Our TFIDF Vectorizer considers both unigrams and bigrams. Unigrams are single terms and bigrams are pairs of terms. This distinction is made because a pair of terms may have a different meaning than a single term. For example, take the unigram market and compare it to the bigram stock market.
Calculating the statistics of the terms in our documents creates a TFIDF Vectorizer which contains a feature vector for each of our documents. In our project, the feature vector consists of 3596 different features per document. This feature vector enables us to train a machine learning model using supervised learning. But first, we must check if we can expect a good performing machine learning model.
Plotting our feature vector
We want to check if we can really classify different document types based on our feature vector. By plotting our feature vector for each document, we can see if there are some areas with clusters of one document type. The problem is that the feature vector consists of 3596 different features. This leads to a high-dimensional space. To be able to plot our vector, we use the dimensionality reduction technique t-SNE (t-distributed stochastic neighbor embedding). This keeps points that are nearby in the high-dimensional space close to each other in our projected space.
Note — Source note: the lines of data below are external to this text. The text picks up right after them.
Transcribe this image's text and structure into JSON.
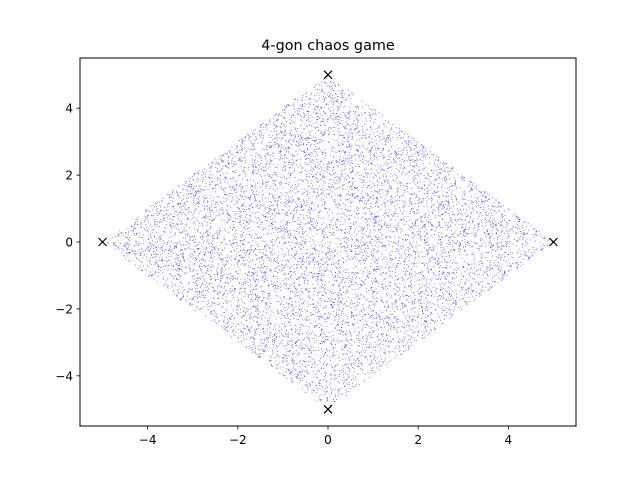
{
  "chart_data": {
    "type": "scatter",
    "title": "4-gon chaos game",
    "xlabel": "",
    "ylabel": "",
    "xlim": [
      -5.5,
      5.5
    ],
    "ylim": [
      -5.5,
      5.5
    ],
    "x_ticks": [
      -4,
      -2,
      0,
      2,
      4
    ],
    "y_ticks": [
      -4,
      -2,
      0,
      2,
      4
    ],
    "x_tick_labels": [
      "−4",
      "−2",
      "0",
      "2",
      "4"
    ],
    "y_tick_labels": [
      "−4",
      "−2",
      "0",
      "2",
      "4"
    ],
    "grid": false,
    "series": [
      {
        "kind": "points",
        "region": "square with vertices (0,5), (5,0), (0,-5), (-5,0)",
        "color": "#0000ff",
        "marker": "dot"
      },
      {
        "kind": "vertices",
        "marker": "x",
        "color": "#000000",
        "x": [
          0,
          5,
          0,
          -5
        ],
        "y": [
          5,
          0,
          -5,
          0
        ]
      }
    ]
  }
}
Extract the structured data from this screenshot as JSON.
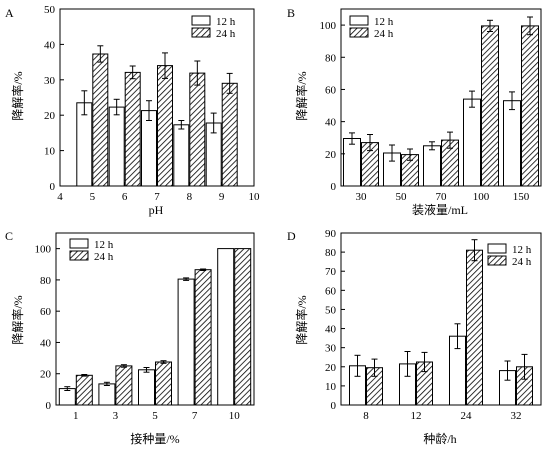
{
  "legend_labels": [
    "12 h",
    "24 h"
  ],
  "chart_data": [
    {
      "panel_label": "A",
      "type": "bar",
      "xaxis": "numeric",
      "xlabel": "pH",
      "ylabel": "降解率/%",
      "xlim": [
        4,
        10
      ],
      "xticks": [
        4,
        5,
        6,
        7,
        8,
        9,
        10
      ],
      "ylim": [
        0,
        50
      ],
      "yticks": [
        0,
        10,
        20,
        30,
        40,
        50
      ],
      "categories": [
        "5",
        "6",
        "7",
        "8",
        "9"
      ],
      "x": [
        5,
        6,
        7,
        8,
        9
      ],
      "legend_position": "top-right",
      "series": [
        {
          "name": "12 h",
          "values": [
            23.5,
            22.3,
            21.3,
            17.3,
            17.8
          ],
          "errors": [
            3.4,
            2.2,
            2.8,
            1.2,
            2.8
          ]
        },
        {
          "name": "24 h",
          "values": [
            37.3,
            32.1,
            34.0,
            31.9,
            29.0
          ],
          "errors": [
            2.3,
            1.8,
            3.6,
            3.4,
            2.8
          ]
        }
      ]
    },
    {
      "panel_label": "B",
      "type": "bar",
      "xaxis": "category",
      "xlabel": "装液量/mL",
      "ylabel": "降解率/%",
      "ylim": [
        0,
        110
      ],
      "yticks": [
        0,
        20,
        40,
        60,
        80,
        100
      ],
      "categories": [
        "30",
        "50",
        "70",
        "100",
        "150"
      ],
      "legend_position": "top-left",
      "series": [
        {
          "name": "12 h",
          "values": [
            29.5,
            20.5,
            25.0,
            54.0,
            53.0
          ],
          "errors": [
            3.5,
            5.0,
            2.5,
            5.0,
            5.5
          ]
        },
        {
          "name": "24 h",
          "values": [
            27.0,
            19.5,
            28.5,
            99.5,
            99.5
          ],
          "errors": [
            5.0,
            3.5,
            5.0,
            3.5,
            5.5
          ]
        }
      ]
    },
    {
      "panel_label": "C",
      "type": "bar",
      "xaxis": "category",
      "xlabel": "接种量/%",
      "ylabel": "降解率/%",
      "ylim": [
        0,
        110
      ],
      "yticks": [
        0,
        20,
        40,
        60,
        80,
        100
      ],
      "categories": [
        "1",
        "3",
        "5",
        "7",
        "10"
      ],
      "legend_position": "top-left",
      "series": [
        {
          "name": "12 h",
          "values": [
            10.5,
            13.5,
            22.5,
            80.5,
            100.0
          ],
          "errors": [
            1.2,
            1.0,
            1.5,
            0.8,
            0
          ]
        },
        {
          "name": "24 h",
          "values": [
            19.0,
            25.0,
            27.5,
            86.5,
            100.0
          ],
          "errors": [
            0.5,
            0.8,
            0.8,
            0.5,
            0
          ]
        }
      ]
    },
    {
      "panel_label": "D",
      "type": "bar",
      "xaxis": "category",
      "xlabel": "种龄/h",
      "ylabel": "降解率/%",
      "ylim": [
        0,
        90
      ],
      "yticks": [
        0,
        10,
        20,
        30,
        40,
        50,
        60,
        70,
        80,
        90
      ],
      "categories": [
        "8",
        "12",
        "24",
        "32"
      ],
      "legend_position": "top-right",
      "series": [
        {
          "name": "12 h",
          "values": [
            20.5,
            21.5,
            36.0,
            18.0
          ],
          "errors": [
            5.5,
            6.5,
            6.5,
            5.0
          ]
        },
        {
          "name": "24 h",
          "values": [
            19.5,
            22.5,
            81.0,
            20.0
          ],
          "errors": [
            4.5,
            5.0,
            5.5,
            6.5
          ]
        }
      ]
    }
  ]
}
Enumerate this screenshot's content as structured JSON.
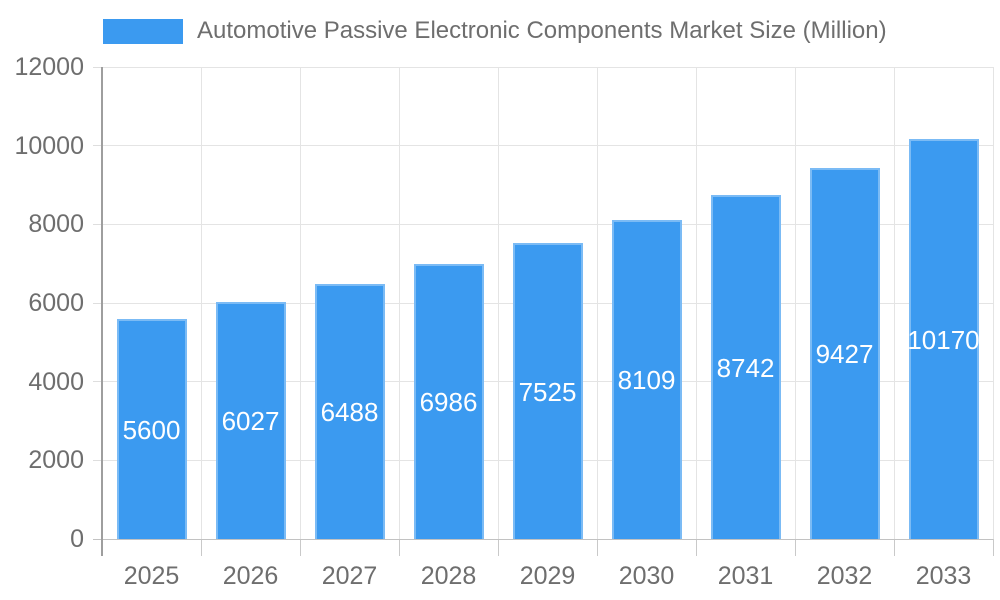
{
  "chart_data": {
    "type": "bar",
    "legend": "Automotive Passive Electronic Components Market Size (Million)",
    "legend_position": "top",
    "categories": [
      "2025",
      "2026",
      "2027",
      "2028",
      "2029",
      "2030",
      "2031",
      "2032",
      "2033"
    ],
    "values": [
      5600,
      6027,
      6488,
      6986,
      7525,
      8109,
      8742,
      9427,
      10170
    ],
    "xlabel": "",
    "ylabel": "",
    "ylim": [
      0,
      12000
    ],
    "yticks": [
      0,
      2000,
      4000,
      6000,
      8000,
      10000,
      12000
    ],
    "grid": true,
    "value_labels_position": "inside-center",
    "colors": {
      "bar": "#3b9af0",
      "bar_value_label": "#ffffff",
      "axis_text": "#6e6e6e",
      "grid_line": "#e4e4e4",
      "x_axis_line": "#c2c2c2",
      "y_axis_line": "#9e9e9e",
      "x_tick": "#c9c9c9",
      "y_tick": "#dedede"
    }
  }
}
As a result, we are able to plot our feature vectors in two dimensions, which can be seen in the figure below.
In this plot, the different colors correspond with the different document types. We clearly see some clusters of one document type, which indicates that it is possible to achieve a high accuracy classification when training a machine learning model with our feature vectors.
Training a model
Based on the feature vectors we've created and a known document type for our documents in the dataset, we can train the machine learning model. This model will be able to predict the correct document type for new documents. We used some supervised learning models from Scikit-learn, a Python package that provides these models. How well a model performs depends on the data you use. It is recommended to evaluate the accuracy of different models and choose the one that achieves the highest accuracy.
Once our model has been trained, it is possible to predict a document type for any new documents. By following the same steps, we perform OCR and create a feature vector for these documents. The feature vector is passed to the trained model and our model will predict the correct document type for new documents.
Key takeaways - how to classify documents using Artificial Intelligence
There are multiple steps you have to take to train a machine learning model that is able to predict the correct document type of a document:
- Collect your documents and scan them (if they are not digitized yet)
- Convert the documents to images
- Perform OCR on the images using the Google Vision API to extract the contents of the documents
- Set up feature vectors that represent some of the characteristics of the contents of the documents
- Check if you can expect a good performing machine learning model by plotting feature vectors in two dimensions
- Train supervised machine learning models and evaluate their accuracy
- Choose the best performing model and start predicting document types of new documents!